The final sentence is, approximately, for I'm not prone to quote myself precisely: "Through time's tragic erosion I find myself falsifying Beatriz' features, letting them slip away." The vulgar reader will see in this the typical tugging at his sentimental heart, nothing but the old topos, "Love against Oblivion," which shines so magnificently in Quevedo's sonnet: "... Serán ceniza, mas tendrán sentido, / Polvo serán, mas polvo enamorado." I trust that you, however, have detected in my last sentence a different and almost opposite suggestion: that Borges' forgetting, his letting go of his beloved Beatriz Viterbo, however tragic for the man, was of great benefit to the poet. Writing is a tree rooted in remembrance, but it is forgetfulness that gives it air and vivifying light.

*

Then my will is to be faithful to memory and a failed artist, even if I commit thereby all I have written to oblivion.
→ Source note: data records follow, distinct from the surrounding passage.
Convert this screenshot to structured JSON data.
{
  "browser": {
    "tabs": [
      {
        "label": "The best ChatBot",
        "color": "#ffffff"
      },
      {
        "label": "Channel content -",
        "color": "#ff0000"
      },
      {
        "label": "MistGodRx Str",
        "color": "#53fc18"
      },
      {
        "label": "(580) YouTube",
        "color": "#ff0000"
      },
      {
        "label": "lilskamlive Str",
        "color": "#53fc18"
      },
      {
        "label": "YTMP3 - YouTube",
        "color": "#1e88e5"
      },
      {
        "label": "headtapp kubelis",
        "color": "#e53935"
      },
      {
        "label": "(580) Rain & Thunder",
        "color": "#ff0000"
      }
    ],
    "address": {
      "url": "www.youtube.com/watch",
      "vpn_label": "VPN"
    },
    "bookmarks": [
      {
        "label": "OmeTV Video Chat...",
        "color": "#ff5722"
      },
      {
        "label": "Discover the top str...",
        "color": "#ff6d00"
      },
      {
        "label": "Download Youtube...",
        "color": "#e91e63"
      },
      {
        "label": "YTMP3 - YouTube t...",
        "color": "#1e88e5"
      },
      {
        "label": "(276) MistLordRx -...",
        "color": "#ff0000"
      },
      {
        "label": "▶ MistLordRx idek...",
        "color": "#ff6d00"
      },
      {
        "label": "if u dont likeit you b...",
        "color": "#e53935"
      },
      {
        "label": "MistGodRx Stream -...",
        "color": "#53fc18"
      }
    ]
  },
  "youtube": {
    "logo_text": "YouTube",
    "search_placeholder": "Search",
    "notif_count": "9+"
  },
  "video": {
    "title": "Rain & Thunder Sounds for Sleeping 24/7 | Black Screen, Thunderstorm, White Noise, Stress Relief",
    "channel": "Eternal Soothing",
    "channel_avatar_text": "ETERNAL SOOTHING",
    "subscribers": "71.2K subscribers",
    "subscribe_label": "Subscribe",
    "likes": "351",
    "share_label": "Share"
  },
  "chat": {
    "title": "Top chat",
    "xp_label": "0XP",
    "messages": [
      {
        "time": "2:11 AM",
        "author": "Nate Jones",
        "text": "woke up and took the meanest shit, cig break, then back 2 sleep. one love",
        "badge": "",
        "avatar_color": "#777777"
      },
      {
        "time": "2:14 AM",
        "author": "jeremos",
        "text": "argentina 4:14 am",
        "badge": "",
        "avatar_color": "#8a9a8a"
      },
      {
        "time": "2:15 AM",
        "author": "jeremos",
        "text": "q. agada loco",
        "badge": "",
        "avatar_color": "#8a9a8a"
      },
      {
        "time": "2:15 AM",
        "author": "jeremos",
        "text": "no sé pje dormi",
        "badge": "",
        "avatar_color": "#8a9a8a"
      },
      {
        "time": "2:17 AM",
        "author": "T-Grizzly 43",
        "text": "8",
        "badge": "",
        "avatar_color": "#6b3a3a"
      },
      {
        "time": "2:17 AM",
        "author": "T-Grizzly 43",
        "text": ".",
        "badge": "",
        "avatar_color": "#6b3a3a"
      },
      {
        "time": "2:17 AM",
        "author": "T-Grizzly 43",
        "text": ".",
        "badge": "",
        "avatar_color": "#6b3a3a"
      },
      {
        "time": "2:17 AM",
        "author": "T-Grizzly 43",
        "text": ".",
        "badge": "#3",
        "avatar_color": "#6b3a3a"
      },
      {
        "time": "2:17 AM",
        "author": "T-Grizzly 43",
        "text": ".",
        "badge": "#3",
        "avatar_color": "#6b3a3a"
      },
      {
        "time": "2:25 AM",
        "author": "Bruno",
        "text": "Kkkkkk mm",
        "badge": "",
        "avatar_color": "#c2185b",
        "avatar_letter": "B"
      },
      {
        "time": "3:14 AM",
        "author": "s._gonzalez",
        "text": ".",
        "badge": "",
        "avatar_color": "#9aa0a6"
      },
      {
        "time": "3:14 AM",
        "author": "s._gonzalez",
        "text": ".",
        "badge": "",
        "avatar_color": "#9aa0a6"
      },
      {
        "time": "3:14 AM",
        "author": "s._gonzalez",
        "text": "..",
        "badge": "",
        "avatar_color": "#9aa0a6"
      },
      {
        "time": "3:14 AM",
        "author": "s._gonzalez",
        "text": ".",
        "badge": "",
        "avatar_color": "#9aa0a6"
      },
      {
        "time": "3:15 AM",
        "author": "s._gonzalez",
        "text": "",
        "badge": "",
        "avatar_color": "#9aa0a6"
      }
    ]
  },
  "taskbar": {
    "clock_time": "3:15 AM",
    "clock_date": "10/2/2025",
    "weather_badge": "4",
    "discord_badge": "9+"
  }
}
Mine will be meaningful ashes: a loser's dust, but dust in love. Pig-headed? Yes indeed: a tethered pig that roots up truffles. As for the Aleph (which, as Borges points out, is also the first letter of the sacred tongue), even if it were real, even if it were possible, I'd have no use for that minutious mirror. I do not want to have everything that is and hasn't yet been forgotten present to my eyes; I want to rescue everything that was and is no more. Like Sumerian Inanna, I aspire to conquer Not-Being in the name of Love.

*

No Aleph I but Alpha, alpha privative, undoer and negator of oblivion. A-lethés, that is, true; a-létheia, that is, truth.